This week, the international community has witnessed countless protests demanding the halt of Israel’s ground intervention and airstrikes on Gaza, ranging from populated demonstrations in London to violent ones in Paris. On Monday, Lebanon joined these demands.
Approximately 1,000 people gathered at Raouché’s Ramlet al-Bayda on Monday, holding a vigil for more than 500 Palestinians who have died in Gaza.
“We came up with the idea of a sit-in or a vigil in solidarity with the people of Gaza, with the people who died, to humanize everyone, basically. Individualize everyone who was killed,” said Thurayya Zreik, one of the vigil organizers.
Palestinian flags waved, white balloons with names of the victims were released into the sky, and a long string stretching along the sidewalk listed the names of those who died in Gaza.
The vigil occurred simultaneously with two other vigils in the Rashidiyye and Nahr el Bared Palestinian refugee camps.
As people screamed snippets of speech through a megaphone, many different opinions were voiced with fervor throughout the crowd– from calls for peace to calls for the destruction of the Jewish state.
“We don’t want your bloody war! … Stop the killing, stop the hate!” said Shezza Abboushi Dallal, a student at Barnard College. “Occupation is a crime, from Iraq to Palestine,” she continued, referring to the United States’ war on Iraq. “Israel, Israel, you can’t hide, we charge you with genocide!”
“The Palestinians are under fire,” chanted another woman in Arabic. “To those who aren’t hearing,” she added, “listen, listen, listen, listen.”
But as the megaphone blared, Zreik’s main concern was to show the people in Gaza that she is supporting them.
“You have brothers and sisters standing with you,” she said. “You are not alone.”
Another demonstrator, Jinan, who preferred to be listed solely by her first name, also expressed her disappointment in the silence of the international community.
“People are getting killed and nobody is doing anything about it,” she said.
In contrast with Dallal’s call for the end of “Israel’s war,” however, Jinan voiced a desire for the “war on Israel” to persist until “historic Palestine” is free and pre-1948 borders are restored.
She also expressed her dissatisfaction with the Oslo Accords, where both the Israeli government and the Palestine Liberation Organization officially recognized each other.
“The people in Gaza are living in a huge cage, the people in the West Bank are living in a huge cage, and the Palestinian refugees that are living in the refugee camps in Lebanon are living a shitty life,” Jinan said.
Beit Atfal Assumoud, a non-governmental organization dedicated to helping Palestinian communities in Lebanon, setup donation boxes at the vigil.

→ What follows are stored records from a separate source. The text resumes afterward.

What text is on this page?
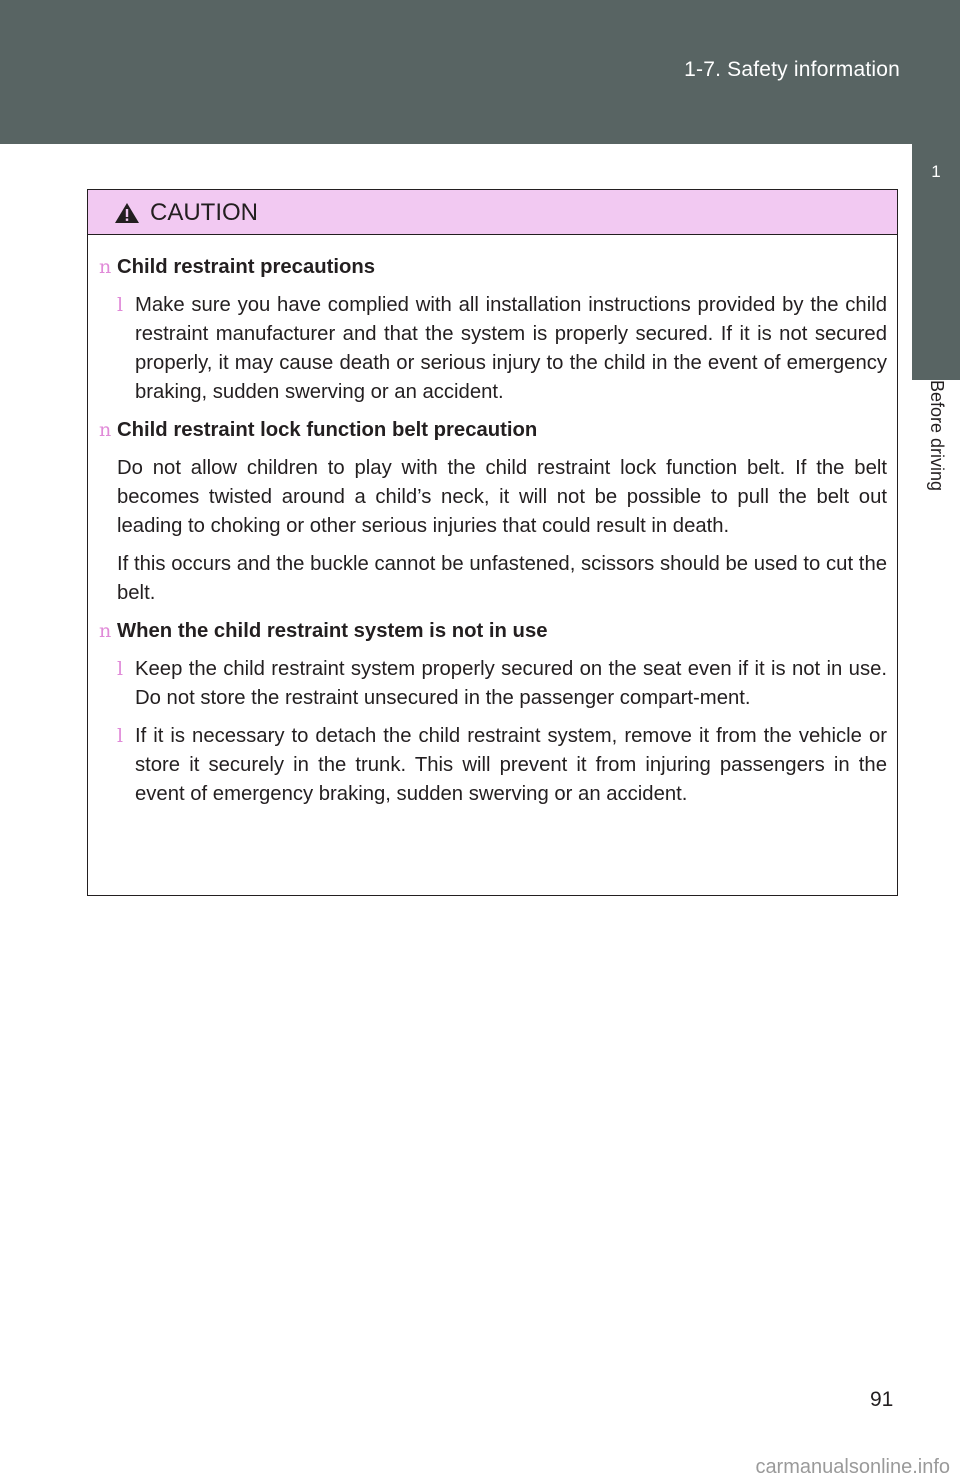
1-7. Safety information
1
Before driving
CAUTION
n Child restraint precautions
l Make sure you have complied with all installation instructions provided by the child restraint manufacturer and that the system is properly secured. If it is not secured properly, it may cause death or serious injury to the child in the event of emergency braking, sudden swerving or an accident.
n Child restraint lock function belt precaution
Do not allow children to play with the child restraint lock function belt. If the belt becomes twisted around a child’s neck, it will not be possible to pull the belt out leading to choking or other serious injuries that could result in death.
If this occurs and the buckle cannot be unfastened, scissors should be used to cut the belt.
n When the child restraint system is not in use
l Keep the child restraint system properly secured on the seat even if it is not in use. Do not store the restraint unsecured in the passenger compart-ment.
l If it is necessary to detach the child restraint system, remove it from the vehicle or store it securely in the trunk. This will prevent it from injuring passengers in the event of emergency braking, sudden swerving or an accident.
91
carmanualsonline.info
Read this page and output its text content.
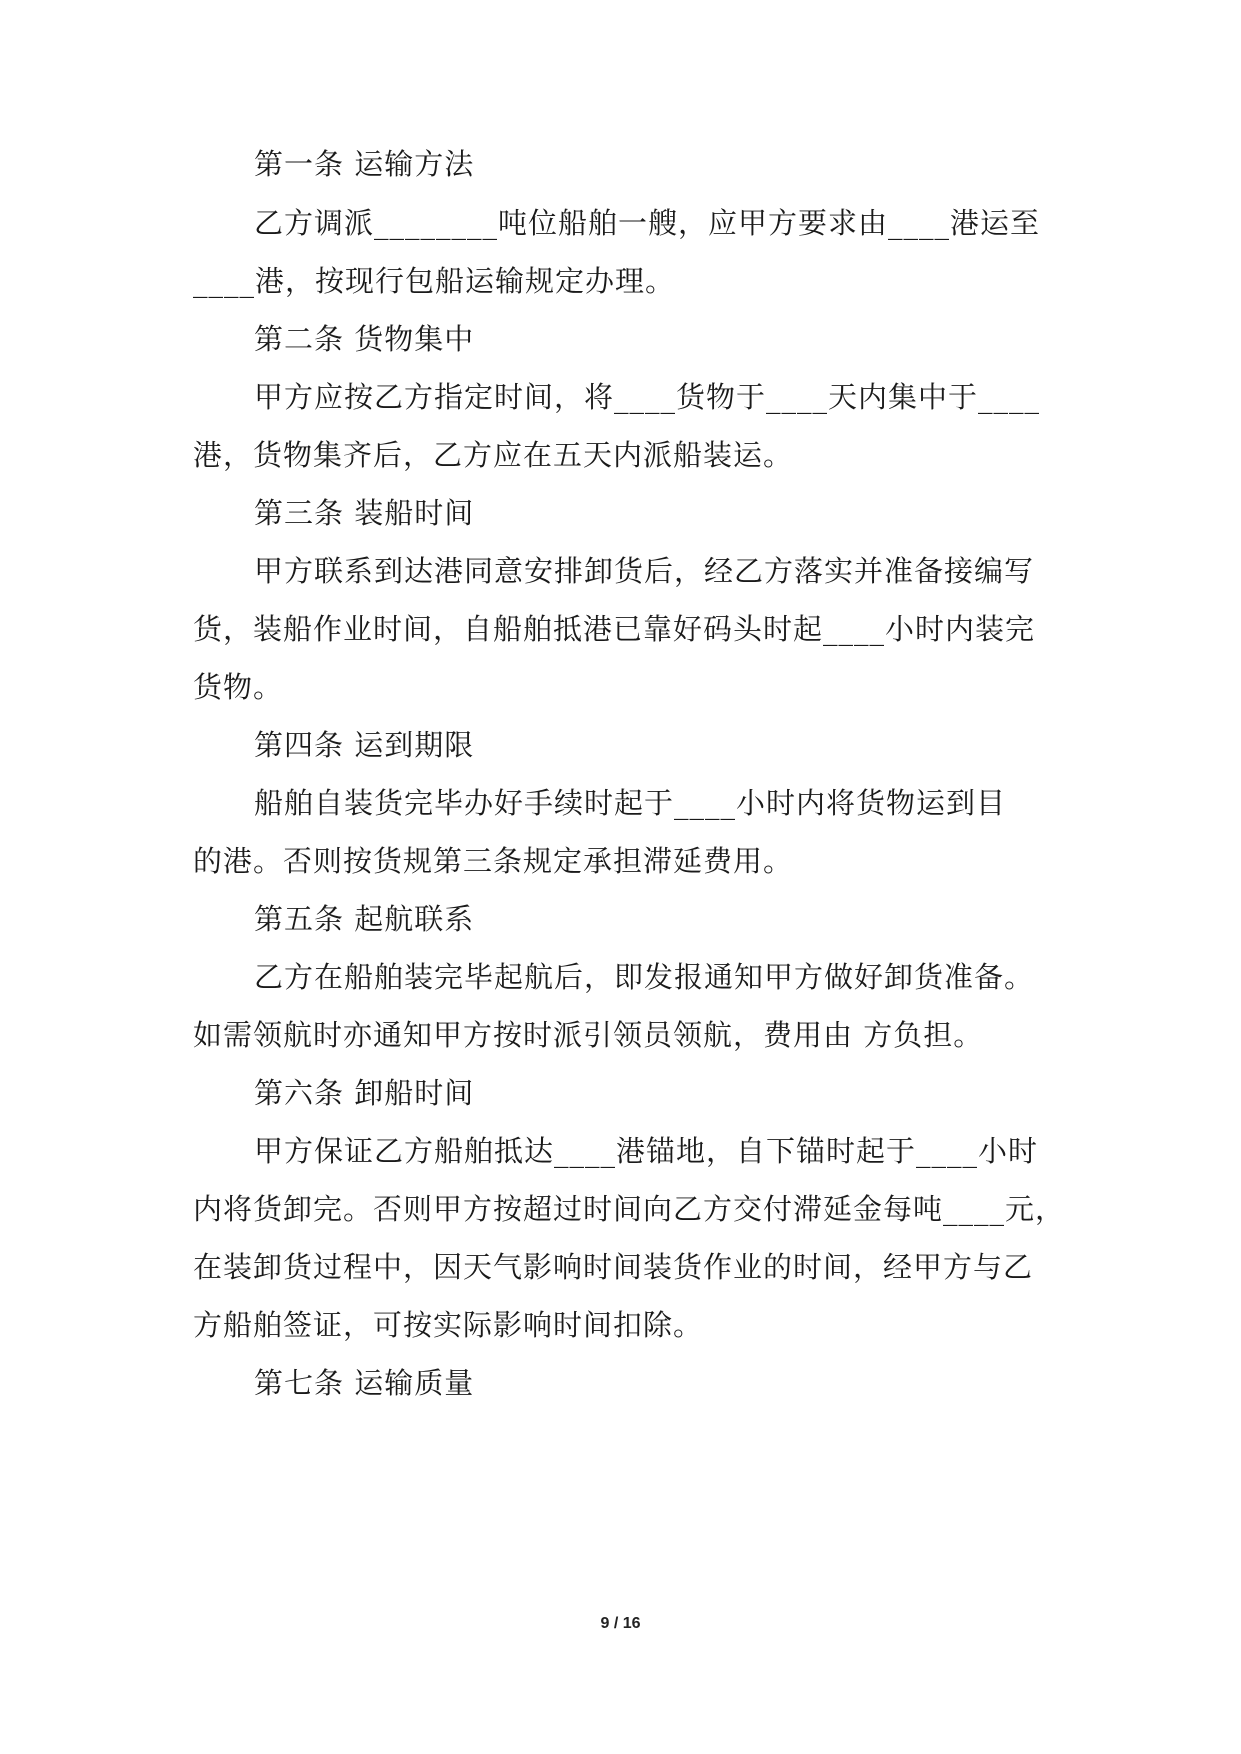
第一条 运输方法
乙方调派________吨位船舶一艘，应甲方要求由____港运至
____港，按现行包船运输规定办理。
第二条 货物集中
甲方应按乙方指定时间，将____货物于____天内集中于____
港，货物集齐后，乙方应在五天内派船装运。
第三条 装船时间
甲方联系到达港同意安排卸货后，经乙方落实并准备接编写
货，装船作业时间，自船舶抵港已靠好码头时起____小时内装完
货物。
第四条 运到期限
船舶自装货完毕办好手续时起于____小时内将货物运到目
的港。否则按货规第三条规定承担滞延费用。
第五条 起航联系
乙方在船舶装完毕起航后，即发报通知甲方做好卸货准备。
如需领航时亦通知甲方按时派引领员领航，费用由 方负担。
第六条 卸船时间
甲方保证乙方船舶抵达____港锚地，自下锚时起于____小时
内将货卸完。否则甲方按超过时间向乙方交付滞延金每吨____元，
在装卸货过程中，因天气影响时间装货作业的时间，经甲方与乙
方船舶签证，可按实际影响时间扣除。
第七条 运输质量
9 / 16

According to the event’s Facebook page, proceeds collected during the Ramadan holiday will be donated to Gaza.
Nessim Stevenson, a student at the University of Sussex, said he attended the vigil out of frustration. As he watched the news and kept up with the events unfolding between Israel and Gaza, Stevenson felt helpless.
“This is one of the very few things you can actually do,” he added.
People are much more active than in the past, whether through social media or by protesting on the streets, Stevenson said, exemplifying protests in the U.K., South Africa, and Turkey.
However, the Lebanese public is not as involved in comparison to other communities, which, according to Stevenson, can be attributed to the lack of willingness to talk about the Palestinian issue, as made evident by the number of protestors present at the vigil.
Dallal also voiced the importance in numbers of those who support Gaza, especially in Arab countries where most governments have refrained from political solidarity with the people in Gaza.
“It’s our responsibility as the social population of a country to demand, first, of our people to voice concern with the brutality that is being experienced in Gaza,” Dallal said, “and, second, to show our governments that perhaps the populous demands more than just silence.”